If Martha Aller, 62, ever decides to move out of her Reservoir Hill apartment, she won't go empty-handed. Along with her furniture, clothing and antique bird cage, the retired barmaid will also take a small amount of equity from the property.
That's because White Park Apartments, a 24-unit building at 2200 Park Avenue, will soon be transformed into a leasing cooperative by the Baltimore Corporation for Housing Partnerships (BCHP), a private non-profit organization that creates housing for low- and middle-income families.
In a leasing cooperative, housing property is owned for about 15 years by an investment group, then sold to a cooperative corporation made up of tenants.
Because the property is initially owned by the investment group, residents don't have to obtain financing to live there. At the same time, they gain some of the privileges of homeownership.
Most of Baltimore's 14 or so cooperatives were created to encourage home ownership among low- and middle-income individuals. But the White Park project is probably the first leasing cooperative in Baltimore, according to Fern Dannis, a low-income housing finance consultant in Baltimore.
"The concept is really to buy time for the residents, to give them time to establish themselves," said Ms. Dannis. "Because the investor stays in it for 15 or 20 years, the cooperative [corporation] has time to pull together an organizational structure, to establish a presence in the community, and to learn how to run the properties. So when ownership passes to [the residents], they can take control and make their own decisions."
Leasing cooperatives have existed in the United States since about 1978. But they have become more prevalent since 1986, when a new federal program permitted a single investor or investment entity to qualify for low-income housing tax credits by owning low-income property.
Today, there are about 100 leasing cooperatives in the United States, according to Herbert Levy, executive director of the National Association of Housing Cooperatives in Alexandria, Va.
This form of housing may be catching on in Baltimore.

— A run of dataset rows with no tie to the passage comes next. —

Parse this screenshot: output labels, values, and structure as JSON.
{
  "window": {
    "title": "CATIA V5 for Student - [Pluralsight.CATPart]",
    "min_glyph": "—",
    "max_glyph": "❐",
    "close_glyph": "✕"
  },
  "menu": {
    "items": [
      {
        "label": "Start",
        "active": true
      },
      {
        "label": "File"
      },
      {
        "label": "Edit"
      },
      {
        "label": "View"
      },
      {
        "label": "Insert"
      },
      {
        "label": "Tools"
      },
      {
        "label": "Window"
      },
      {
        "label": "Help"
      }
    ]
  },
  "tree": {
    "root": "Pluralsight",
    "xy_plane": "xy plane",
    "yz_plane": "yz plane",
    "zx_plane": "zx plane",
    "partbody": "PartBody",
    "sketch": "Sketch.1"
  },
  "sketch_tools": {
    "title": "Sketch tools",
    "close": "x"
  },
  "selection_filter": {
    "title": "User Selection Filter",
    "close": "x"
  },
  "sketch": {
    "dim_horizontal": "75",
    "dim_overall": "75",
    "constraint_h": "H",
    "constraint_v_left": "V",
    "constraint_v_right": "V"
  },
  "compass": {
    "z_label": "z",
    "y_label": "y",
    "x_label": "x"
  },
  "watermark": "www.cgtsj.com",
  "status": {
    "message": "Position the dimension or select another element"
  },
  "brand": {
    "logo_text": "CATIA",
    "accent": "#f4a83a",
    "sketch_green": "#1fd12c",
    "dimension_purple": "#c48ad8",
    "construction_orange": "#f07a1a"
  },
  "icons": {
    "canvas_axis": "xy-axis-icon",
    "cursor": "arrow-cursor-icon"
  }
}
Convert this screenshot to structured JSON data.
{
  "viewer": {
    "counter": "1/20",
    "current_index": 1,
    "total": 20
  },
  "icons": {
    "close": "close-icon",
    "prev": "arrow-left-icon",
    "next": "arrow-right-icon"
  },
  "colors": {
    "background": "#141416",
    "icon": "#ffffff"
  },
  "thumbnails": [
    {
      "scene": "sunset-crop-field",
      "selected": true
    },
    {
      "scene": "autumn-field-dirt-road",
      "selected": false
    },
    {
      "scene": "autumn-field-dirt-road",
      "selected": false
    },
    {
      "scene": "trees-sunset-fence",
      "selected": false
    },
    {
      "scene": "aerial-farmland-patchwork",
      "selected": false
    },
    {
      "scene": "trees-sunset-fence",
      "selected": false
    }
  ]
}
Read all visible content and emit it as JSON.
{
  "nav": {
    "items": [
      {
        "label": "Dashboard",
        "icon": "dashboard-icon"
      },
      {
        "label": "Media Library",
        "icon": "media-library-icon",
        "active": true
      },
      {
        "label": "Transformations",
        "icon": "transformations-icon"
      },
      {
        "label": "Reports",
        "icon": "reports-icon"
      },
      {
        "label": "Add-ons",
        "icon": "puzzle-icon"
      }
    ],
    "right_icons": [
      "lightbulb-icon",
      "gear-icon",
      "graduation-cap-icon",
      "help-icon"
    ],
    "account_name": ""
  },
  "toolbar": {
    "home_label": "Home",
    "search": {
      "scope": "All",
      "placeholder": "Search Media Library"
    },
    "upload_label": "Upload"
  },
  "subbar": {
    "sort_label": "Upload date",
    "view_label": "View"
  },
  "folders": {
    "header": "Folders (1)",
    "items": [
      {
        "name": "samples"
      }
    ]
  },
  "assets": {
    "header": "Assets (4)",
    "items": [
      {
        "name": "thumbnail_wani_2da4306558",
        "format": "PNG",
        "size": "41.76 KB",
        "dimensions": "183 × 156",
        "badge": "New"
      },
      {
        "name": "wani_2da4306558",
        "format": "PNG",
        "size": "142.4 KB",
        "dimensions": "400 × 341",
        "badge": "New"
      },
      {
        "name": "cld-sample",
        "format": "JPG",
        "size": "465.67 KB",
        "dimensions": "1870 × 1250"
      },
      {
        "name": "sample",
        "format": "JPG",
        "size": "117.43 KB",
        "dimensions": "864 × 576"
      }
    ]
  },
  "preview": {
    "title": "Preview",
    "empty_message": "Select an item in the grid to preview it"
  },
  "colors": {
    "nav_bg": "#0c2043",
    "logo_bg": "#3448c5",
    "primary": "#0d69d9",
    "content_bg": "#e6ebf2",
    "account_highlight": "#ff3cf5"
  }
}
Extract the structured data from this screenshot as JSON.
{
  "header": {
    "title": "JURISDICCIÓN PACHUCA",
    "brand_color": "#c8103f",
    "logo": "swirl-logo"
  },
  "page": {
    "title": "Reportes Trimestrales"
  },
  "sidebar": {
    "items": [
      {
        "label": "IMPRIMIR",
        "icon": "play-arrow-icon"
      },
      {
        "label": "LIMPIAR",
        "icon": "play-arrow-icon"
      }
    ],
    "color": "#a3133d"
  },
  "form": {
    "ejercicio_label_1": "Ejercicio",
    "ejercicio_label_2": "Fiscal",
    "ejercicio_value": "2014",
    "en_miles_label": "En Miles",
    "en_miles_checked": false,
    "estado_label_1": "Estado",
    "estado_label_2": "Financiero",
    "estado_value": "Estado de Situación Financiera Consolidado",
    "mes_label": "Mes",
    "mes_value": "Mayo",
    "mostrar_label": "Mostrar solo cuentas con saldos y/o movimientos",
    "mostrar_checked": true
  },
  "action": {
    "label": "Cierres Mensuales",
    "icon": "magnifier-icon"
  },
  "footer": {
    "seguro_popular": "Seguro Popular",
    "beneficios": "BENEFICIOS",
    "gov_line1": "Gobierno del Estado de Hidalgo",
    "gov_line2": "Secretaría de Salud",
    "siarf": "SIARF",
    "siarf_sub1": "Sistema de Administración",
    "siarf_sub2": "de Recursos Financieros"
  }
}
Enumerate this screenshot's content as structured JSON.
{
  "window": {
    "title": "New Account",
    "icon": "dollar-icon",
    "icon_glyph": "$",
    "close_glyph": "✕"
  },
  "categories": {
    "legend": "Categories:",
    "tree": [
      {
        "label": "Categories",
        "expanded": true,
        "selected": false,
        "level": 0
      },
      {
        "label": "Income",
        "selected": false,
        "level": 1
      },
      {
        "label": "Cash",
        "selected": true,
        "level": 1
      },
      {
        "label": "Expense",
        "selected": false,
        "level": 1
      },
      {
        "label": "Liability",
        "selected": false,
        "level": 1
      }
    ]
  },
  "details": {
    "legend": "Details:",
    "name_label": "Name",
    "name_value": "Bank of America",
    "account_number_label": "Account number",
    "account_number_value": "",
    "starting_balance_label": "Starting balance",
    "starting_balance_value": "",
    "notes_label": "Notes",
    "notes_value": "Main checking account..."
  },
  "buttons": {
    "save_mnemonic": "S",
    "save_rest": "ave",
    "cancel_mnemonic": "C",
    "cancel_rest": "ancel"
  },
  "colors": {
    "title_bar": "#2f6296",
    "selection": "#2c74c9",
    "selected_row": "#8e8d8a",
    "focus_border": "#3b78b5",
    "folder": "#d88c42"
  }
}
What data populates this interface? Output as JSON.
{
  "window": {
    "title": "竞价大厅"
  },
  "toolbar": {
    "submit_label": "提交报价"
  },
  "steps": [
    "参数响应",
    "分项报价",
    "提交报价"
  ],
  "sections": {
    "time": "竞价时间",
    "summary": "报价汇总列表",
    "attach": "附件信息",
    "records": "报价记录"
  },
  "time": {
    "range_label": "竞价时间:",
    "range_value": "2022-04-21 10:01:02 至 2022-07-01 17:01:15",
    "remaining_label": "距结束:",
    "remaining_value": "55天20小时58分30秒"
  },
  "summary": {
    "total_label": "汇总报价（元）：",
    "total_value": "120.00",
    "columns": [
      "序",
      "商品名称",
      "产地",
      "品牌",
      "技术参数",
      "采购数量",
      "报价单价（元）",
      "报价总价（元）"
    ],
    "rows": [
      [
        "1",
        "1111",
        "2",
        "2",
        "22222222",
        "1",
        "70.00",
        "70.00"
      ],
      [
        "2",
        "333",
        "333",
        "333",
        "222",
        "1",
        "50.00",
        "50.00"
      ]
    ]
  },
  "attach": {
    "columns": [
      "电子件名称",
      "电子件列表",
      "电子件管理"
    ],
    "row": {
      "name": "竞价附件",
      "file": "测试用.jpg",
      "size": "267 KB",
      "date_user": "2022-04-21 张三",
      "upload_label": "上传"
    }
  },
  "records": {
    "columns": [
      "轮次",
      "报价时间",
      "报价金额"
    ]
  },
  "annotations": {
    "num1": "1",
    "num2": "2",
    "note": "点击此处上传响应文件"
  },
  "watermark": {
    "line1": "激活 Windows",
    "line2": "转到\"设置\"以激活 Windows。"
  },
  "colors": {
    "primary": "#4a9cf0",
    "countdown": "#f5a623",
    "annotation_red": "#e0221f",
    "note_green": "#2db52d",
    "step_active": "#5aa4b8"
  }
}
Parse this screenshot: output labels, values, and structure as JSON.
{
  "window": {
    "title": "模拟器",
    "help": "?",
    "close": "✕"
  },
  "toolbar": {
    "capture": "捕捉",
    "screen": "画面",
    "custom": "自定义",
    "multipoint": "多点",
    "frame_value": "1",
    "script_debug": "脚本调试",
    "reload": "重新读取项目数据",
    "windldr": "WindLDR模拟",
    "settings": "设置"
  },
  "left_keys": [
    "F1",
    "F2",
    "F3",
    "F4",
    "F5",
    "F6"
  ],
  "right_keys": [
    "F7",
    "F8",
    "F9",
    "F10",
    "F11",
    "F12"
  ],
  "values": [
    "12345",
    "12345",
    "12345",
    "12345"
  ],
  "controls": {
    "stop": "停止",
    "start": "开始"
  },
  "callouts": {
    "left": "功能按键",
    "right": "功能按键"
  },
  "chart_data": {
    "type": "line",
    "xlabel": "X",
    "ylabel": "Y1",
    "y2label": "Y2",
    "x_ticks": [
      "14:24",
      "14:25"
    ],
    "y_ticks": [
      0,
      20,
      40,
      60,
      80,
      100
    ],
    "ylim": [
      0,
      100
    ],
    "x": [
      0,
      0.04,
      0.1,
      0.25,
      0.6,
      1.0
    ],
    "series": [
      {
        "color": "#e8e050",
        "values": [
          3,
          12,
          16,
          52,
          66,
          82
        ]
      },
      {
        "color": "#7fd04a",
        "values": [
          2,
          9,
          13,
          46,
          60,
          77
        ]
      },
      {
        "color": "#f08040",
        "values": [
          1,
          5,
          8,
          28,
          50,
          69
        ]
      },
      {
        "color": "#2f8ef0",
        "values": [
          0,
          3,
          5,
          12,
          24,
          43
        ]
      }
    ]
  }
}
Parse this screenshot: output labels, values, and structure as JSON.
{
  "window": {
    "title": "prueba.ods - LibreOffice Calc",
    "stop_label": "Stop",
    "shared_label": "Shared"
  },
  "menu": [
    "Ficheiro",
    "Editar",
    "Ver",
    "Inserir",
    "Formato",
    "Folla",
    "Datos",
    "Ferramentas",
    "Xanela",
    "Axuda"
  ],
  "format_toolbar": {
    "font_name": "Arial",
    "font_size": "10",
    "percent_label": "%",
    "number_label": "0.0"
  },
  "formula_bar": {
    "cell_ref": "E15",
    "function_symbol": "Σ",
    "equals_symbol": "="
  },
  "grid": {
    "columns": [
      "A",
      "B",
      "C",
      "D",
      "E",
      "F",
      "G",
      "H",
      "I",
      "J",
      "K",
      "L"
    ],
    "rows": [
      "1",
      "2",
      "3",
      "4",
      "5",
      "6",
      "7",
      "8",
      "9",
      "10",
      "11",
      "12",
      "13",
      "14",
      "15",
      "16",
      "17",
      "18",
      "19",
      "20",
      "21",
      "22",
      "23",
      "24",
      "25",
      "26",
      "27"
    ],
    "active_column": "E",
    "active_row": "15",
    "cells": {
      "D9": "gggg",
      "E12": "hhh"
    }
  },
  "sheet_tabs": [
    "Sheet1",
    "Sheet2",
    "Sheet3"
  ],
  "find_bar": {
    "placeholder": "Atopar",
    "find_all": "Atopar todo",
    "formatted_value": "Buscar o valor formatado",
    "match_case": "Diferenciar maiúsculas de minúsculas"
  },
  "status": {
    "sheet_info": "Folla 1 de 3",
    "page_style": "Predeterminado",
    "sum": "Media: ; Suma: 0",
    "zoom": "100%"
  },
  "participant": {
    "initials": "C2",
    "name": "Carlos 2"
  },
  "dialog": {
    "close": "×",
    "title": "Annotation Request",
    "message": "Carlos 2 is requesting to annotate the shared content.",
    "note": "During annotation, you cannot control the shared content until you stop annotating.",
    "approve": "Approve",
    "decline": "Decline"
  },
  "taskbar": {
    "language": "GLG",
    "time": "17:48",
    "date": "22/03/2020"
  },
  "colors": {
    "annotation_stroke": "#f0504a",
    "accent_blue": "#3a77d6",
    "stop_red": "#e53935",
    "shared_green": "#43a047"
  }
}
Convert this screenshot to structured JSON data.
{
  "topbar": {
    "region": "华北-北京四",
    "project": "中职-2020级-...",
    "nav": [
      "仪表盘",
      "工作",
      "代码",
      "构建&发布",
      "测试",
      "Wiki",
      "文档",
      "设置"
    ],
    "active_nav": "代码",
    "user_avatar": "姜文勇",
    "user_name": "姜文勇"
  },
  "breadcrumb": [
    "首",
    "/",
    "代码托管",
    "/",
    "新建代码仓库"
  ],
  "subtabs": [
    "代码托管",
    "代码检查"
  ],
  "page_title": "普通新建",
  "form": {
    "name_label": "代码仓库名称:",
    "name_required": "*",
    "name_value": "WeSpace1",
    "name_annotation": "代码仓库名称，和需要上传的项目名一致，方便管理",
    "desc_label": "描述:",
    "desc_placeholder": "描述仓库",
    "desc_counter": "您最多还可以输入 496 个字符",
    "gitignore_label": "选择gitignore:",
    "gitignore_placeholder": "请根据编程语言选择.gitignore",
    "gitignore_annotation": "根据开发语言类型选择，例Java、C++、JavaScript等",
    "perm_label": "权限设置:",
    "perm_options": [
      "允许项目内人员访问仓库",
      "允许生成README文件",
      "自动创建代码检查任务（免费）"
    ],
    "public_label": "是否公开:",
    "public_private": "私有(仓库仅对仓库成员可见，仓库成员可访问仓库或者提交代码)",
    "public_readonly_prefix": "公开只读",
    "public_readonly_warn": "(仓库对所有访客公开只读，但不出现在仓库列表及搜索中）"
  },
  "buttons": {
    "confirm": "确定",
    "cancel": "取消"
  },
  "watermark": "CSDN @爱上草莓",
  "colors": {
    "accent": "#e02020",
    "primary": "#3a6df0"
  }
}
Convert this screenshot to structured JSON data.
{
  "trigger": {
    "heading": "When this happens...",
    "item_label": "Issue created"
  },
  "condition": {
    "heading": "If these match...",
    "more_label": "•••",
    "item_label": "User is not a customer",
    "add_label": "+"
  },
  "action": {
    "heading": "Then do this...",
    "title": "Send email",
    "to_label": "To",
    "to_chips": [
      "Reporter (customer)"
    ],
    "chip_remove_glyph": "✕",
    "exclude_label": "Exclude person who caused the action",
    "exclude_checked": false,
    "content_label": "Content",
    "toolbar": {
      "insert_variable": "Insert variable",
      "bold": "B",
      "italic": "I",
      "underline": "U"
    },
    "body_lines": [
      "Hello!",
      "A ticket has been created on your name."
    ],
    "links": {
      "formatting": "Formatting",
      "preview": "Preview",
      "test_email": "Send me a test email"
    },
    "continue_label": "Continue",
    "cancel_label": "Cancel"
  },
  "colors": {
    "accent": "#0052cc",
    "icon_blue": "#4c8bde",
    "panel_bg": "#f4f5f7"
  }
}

Apart from the White Park project, BCHP is already working on a second leasing cooperative project in Mondawmin, according to Pat Massey, executive director of the organization. It will involve five buildings off Reisterstown Road and a total of 38 units, said Ms. Massey, who hopes to settle on the buildings in July.
Meanwhile, the Reservoir Hill project is in its final stages of construction. The $888,760 rehab of the three-story building, which BCHP purchased last January, should be complete by April, allowing residents to move in. Rents for the one-, two-, and three-bedroom units will range from $300 to $485 per month.
Currently, six families occupy units that have been renovated, said Ms. Massey.
BCHP is now negotiating with Federal National Mortgage Association (Fannie Mae) to form a limited partnership that will own the building, said Wendell Johns, director of Housing Impact Investments at Fannie Mae. Ms. Massey expects the deal to be completed by the end of this month.
Although residents won't accumulate a great deal of equity living in the property, they'll build up a small nest egg.
Each tenant will pay $500 to obtain a share in the White Park Cooperative Housing Corp. That sum will be invested in a Maryland savings account earning 4 percent interest, and will be returned to the resident when he or she leaves the building.
During the 15 years that the property is owned by the limited partnership, BCHP will train the tenant-shareholders in property management and development, preparing them to take over these duties when the ownership passes to the White Park Cooperative Housing Corp.
Moreover, that training will prepare the residents for future homeownership outside the cooperative, said Ms. Massey. "This lets them learn how to manage a property, to know what kinds of improvements are necessary to make it keep its value, and to establish house rules to insure that people respect it," said Ms. Massey.
Additionally, a leasing cooperative "puts people in a stable living environment where they can be sure of the condition of the houses and they have control over their monthly payments," said Ms. Massey.
After 15 years, the building will be sold to the cooperative corporation for a price that has not yet been determined. But Ms. Massey said that it would be within the range of low-income families.
Not everyone likes the idea of a 15-year waiting period. Ideally, residents should own the property sooner, said Mr. Levy of the National Association of Housing Cooperatives.
He called leasing cooperatives a "cumbersome tool" to encourage home ownership among those with lower incomes.
"Any time that you have to have an investment group involved, and any time that ownership takes 15 years to come into fruition, there are disadvantages," particularly the small amount of equity gained by the residents during the first decade and a half, he said.